第三話 『あなたのお婆さんは元気ですか?』

 「おお、キノコ頭よ、久しぶりである!堕落したのはお前ではないか!此処で会ったが百年目、必ずや晴らしてみせよう、ウェールズ語の無念!」

 甲冑の中年男性が胸を張り、声高らかに、朗々と歌うように宣言した。アンジェリーナに堕天使呼ばわりされた彼であるが、その堂々とした態度からは、アンジェリーナのような胡散臭さは微塵も感じられなかった。先のアンジェリーナの発言に違和感を覚えた強は疑問を口に出しかけたが、途中で黒いワンピースの少女に遮られてしまった。

 「あの、ウェールズ語って……」

 「ねえネロ!あたし早く終わらせて帰りたい。八時からライブだって言ったよね。これを逃したらTAZNAタズナBeppベップに来るのは来年なんだよ、来年までISAMイサム様に会えないなんて無理、絶対無理!そんな事になったらあんた、マジぶっ殺すからね。」

 「ま、まさこ殿」

 「まさこって呼ばないで!黒魔道士のマドモワゼル・マリアンヌ!」

 「然し乍ら、マリアンヌ殿、それは戦いの形勢次第で……」

 「大体、模試明けで、超超超寝不足なのに。何が楽しくて週末の朝っぱらから知らないオヤジに会いにO市まで来なきゃならないんだか、意味わかんない。往復の電車代だってかかるし。しかも何よあのちょび髭、明治時代かよ!猫のTシャツなんか着てるし、どこで売ってるのよあんなの!?中国語を操るイケメンがいるって言われたからここまで来たのに、イケ面じゃなくて髭面じゃん!」

 『まさこ』と呼ばれた少女は、胸の中に溜め込んだ苛立ちを加熱した乾燥とうもろこしのように爆発させて、中年男性ネロと強に当り散らした。

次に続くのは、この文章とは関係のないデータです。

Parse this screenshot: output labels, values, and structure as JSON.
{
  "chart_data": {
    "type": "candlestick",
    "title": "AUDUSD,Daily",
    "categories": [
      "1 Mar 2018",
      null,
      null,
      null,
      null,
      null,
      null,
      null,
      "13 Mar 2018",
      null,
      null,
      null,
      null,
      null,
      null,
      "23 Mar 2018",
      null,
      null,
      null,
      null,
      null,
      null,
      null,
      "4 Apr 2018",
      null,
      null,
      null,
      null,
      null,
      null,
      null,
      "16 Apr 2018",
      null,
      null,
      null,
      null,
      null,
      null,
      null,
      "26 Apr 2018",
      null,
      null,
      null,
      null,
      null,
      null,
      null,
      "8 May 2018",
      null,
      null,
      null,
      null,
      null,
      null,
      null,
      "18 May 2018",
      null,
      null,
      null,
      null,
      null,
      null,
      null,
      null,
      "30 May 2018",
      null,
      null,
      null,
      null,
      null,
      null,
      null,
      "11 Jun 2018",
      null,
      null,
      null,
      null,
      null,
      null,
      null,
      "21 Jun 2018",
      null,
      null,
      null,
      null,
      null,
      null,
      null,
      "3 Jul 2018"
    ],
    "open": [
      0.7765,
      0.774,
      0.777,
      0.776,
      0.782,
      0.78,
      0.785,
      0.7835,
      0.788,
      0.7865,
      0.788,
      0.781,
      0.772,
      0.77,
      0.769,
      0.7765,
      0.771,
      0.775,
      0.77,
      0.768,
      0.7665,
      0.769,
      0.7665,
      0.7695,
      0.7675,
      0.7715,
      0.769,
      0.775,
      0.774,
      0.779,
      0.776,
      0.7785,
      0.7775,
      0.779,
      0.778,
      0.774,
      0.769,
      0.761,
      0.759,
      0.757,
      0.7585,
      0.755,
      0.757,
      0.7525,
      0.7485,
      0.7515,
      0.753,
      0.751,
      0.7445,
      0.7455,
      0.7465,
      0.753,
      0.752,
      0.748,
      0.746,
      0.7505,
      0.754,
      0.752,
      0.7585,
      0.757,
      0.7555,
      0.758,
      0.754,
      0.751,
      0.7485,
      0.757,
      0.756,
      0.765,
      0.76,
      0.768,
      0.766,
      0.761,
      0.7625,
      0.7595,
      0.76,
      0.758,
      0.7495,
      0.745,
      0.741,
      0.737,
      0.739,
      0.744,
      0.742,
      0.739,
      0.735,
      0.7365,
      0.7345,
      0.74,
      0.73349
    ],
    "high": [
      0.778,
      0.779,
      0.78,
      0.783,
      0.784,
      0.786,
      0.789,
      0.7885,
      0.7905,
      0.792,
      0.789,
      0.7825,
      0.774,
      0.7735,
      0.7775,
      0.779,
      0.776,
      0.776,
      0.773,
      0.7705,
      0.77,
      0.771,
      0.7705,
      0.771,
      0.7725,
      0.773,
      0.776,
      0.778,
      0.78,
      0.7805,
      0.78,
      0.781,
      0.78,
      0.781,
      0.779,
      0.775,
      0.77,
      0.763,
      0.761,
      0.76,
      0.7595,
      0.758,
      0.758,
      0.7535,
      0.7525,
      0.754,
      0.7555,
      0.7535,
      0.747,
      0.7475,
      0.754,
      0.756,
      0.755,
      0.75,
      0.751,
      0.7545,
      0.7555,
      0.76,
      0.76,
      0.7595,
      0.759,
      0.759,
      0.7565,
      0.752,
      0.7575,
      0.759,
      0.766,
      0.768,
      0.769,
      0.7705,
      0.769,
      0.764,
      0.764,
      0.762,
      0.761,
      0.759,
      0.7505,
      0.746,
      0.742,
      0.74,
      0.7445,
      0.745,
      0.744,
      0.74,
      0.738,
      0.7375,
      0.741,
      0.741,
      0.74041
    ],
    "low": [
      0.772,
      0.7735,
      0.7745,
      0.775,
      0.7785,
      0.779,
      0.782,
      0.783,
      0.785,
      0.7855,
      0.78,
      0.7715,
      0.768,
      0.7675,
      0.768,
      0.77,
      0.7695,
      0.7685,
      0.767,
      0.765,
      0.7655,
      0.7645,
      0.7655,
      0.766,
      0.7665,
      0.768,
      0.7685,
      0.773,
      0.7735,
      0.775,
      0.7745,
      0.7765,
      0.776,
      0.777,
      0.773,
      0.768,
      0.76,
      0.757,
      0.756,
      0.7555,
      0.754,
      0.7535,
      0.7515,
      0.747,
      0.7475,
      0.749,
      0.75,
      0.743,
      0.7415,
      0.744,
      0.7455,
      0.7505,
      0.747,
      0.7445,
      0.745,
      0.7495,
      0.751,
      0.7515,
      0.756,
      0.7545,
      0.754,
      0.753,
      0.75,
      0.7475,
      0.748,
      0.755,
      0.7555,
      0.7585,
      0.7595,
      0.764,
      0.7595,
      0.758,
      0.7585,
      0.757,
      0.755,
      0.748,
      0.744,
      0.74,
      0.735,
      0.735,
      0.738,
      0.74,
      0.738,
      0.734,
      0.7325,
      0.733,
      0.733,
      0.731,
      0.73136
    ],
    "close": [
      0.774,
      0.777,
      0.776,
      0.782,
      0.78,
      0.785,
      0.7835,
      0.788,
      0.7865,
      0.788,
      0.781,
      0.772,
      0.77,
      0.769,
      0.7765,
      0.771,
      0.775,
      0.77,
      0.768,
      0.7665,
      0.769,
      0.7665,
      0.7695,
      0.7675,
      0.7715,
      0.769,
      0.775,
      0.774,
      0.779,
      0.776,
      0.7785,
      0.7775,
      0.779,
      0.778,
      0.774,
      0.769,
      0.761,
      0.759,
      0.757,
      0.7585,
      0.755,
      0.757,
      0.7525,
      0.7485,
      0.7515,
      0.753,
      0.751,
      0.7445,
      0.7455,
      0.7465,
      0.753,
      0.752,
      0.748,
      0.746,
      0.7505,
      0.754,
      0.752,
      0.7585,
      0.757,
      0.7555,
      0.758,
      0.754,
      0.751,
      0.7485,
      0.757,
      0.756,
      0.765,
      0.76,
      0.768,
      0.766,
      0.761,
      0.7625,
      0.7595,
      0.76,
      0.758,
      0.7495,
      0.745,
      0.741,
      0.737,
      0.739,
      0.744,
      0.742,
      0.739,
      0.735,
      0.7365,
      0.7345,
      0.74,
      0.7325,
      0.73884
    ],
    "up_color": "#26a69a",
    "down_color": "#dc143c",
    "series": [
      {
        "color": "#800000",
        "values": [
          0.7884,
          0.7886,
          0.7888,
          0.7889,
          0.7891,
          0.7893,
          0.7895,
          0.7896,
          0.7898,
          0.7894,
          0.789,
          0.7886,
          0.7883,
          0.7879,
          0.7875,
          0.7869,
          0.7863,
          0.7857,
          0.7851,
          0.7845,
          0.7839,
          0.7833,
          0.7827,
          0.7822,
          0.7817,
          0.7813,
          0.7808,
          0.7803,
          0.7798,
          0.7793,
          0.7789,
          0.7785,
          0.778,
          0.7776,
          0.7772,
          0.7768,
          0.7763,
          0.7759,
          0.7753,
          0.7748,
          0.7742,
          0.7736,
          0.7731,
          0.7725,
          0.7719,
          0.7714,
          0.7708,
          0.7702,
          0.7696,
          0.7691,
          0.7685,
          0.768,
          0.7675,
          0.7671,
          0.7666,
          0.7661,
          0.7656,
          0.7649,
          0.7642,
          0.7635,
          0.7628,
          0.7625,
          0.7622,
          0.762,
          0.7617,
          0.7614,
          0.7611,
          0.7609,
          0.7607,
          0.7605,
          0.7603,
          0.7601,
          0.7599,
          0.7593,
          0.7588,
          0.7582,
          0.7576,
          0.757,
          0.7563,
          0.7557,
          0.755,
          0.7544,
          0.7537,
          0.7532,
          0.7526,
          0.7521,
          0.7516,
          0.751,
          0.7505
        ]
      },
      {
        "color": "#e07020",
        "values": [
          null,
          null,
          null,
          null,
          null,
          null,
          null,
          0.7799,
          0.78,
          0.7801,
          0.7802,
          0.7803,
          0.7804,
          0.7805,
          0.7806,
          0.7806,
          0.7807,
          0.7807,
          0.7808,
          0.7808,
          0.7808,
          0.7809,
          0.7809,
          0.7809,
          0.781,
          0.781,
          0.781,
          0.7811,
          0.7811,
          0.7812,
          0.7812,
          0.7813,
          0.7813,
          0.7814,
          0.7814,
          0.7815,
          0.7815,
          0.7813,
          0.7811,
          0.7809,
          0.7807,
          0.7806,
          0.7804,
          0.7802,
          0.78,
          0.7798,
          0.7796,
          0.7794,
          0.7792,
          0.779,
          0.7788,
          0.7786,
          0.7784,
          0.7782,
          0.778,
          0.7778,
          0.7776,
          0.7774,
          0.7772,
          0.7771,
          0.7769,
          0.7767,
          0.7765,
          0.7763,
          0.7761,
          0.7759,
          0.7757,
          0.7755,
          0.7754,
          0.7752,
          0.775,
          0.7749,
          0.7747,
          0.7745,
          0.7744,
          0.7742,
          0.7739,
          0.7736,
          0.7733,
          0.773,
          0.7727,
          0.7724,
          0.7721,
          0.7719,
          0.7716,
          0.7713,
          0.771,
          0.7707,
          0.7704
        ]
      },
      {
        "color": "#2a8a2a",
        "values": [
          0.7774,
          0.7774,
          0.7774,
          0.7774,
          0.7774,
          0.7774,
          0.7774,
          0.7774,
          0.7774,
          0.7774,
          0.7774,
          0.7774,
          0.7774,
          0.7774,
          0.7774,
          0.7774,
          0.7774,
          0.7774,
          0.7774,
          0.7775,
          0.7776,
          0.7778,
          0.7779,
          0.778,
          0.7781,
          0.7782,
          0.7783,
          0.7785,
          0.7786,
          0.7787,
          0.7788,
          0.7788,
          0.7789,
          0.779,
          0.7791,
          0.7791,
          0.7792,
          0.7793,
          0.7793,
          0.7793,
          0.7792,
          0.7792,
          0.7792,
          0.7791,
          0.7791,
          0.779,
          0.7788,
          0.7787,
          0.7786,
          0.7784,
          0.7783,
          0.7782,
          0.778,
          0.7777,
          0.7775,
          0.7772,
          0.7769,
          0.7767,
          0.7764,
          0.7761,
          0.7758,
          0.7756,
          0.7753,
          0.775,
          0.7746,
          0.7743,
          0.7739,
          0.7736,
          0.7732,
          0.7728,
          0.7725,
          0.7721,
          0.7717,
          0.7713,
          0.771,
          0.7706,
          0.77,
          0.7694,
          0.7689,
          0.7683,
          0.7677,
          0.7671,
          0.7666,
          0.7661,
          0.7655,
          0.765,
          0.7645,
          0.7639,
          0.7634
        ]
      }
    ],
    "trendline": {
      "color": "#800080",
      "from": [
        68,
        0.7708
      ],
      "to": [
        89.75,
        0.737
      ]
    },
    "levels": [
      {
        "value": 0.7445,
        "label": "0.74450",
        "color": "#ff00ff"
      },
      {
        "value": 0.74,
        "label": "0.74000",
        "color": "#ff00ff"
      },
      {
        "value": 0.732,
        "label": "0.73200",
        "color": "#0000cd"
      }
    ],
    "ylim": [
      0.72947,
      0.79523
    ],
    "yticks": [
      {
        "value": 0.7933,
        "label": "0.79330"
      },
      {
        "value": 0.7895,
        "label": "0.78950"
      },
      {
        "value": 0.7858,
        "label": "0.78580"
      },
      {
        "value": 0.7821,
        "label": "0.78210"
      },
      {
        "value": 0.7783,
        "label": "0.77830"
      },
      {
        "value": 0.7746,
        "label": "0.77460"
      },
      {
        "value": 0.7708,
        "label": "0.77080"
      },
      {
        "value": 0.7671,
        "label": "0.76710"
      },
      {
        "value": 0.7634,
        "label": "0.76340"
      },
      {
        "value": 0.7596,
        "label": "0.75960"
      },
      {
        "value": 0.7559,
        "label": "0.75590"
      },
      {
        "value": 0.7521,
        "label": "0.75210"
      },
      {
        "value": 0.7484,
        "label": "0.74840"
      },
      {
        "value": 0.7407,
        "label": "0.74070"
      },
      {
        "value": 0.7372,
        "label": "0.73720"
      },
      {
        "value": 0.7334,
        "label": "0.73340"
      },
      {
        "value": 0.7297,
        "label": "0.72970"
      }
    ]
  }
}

強はオヤジ扱いされたことや猫のTシャツについての発言に少し傷つき、項垂れた。

 「このTシャツ、市販じゃないんです……。うちのチャッピーの顔写真をアイロンプリントして作ったんです、手作りです……。」

 「別に聞いてないし!猫は可愛いけど。……まあいいわ、ネロ、先制するよ!」

 まさこはネロの返事を待たずに行動を開始した。右手を目の前に突き出し、人差し指で空中にキビキビと文字を書きながら、呪文を口にした。

 「Ut avia tua valet?」

 すると、まさこによって空中に書かれた文字が、薄青く光りながら浮き上がり始めた。彼女を中心にして冷たい風が巻き起こり、それは輝きを伴いながら段々と強くなり、まさこの縦ロールの髪と黒いスカートをはためかせた。やがて、はっきりと空中に現れた文字『Ut avia tua valet?』が、稲妻のように強烈な閃光を放ち、辺りを白い光に包んだ。

 「うわ、何だ、何だ!?」

 「飲茶超人、落ち着きなさい。大した呪文ではありません、何も起こらないはずですよ。」

 光と風はすぐに収束し、アンジェリーナの宣言した通り、その後は何も起こらなかった。

 まさこは般若のような顔でネロを睨みつけた。

 「……ちょっとネロ、何も起きないんだけど。話が違くない?あたし、スペルも発音も間違えてないよ。」

 「マリアンヌ殿、その呪文は、『敵の祖母の霊を墓地から召喚し、戦う心を挫けさせる』ものであるからして……。」

 「だから、どうして、何も起こらないわけ?」

 まさこに詰め寄られたネロは、助けを求めるように強の方を見た。

 「貴殿、もしや、お祖母様は健在であられるか?」

 「はあ……。父方も母方も、ピンピンしていますよ。老人ホームに入っていますけどね。」

 「ちょっと、何よ、あたしなんか爺ちゃん婆ちゃん皆んな墓の中なのに!」

 「マリアンヌ殿、慌てることはない、他の呪文を唱えれば良かろう。そうだ、あの呪文を思い出すのだ、” Nudus ara, sere nudus.”」

 「それは『全裸で畑作業をしたくなる』呪文じゃない!あたし、あの男の全裸なんて見たくない!嫌よ、嫌、絶対に嫌!!」

 まさこが逆上し、ネロを掴んで前後左右にブンブン揺さぶり始めた

 「まさこ殿、ちょ、やめ、脳味噌が」

 ラテン語の堕天使・ネロと、黒魔道士・マリアンヌの関係は、歪んでいるようであった。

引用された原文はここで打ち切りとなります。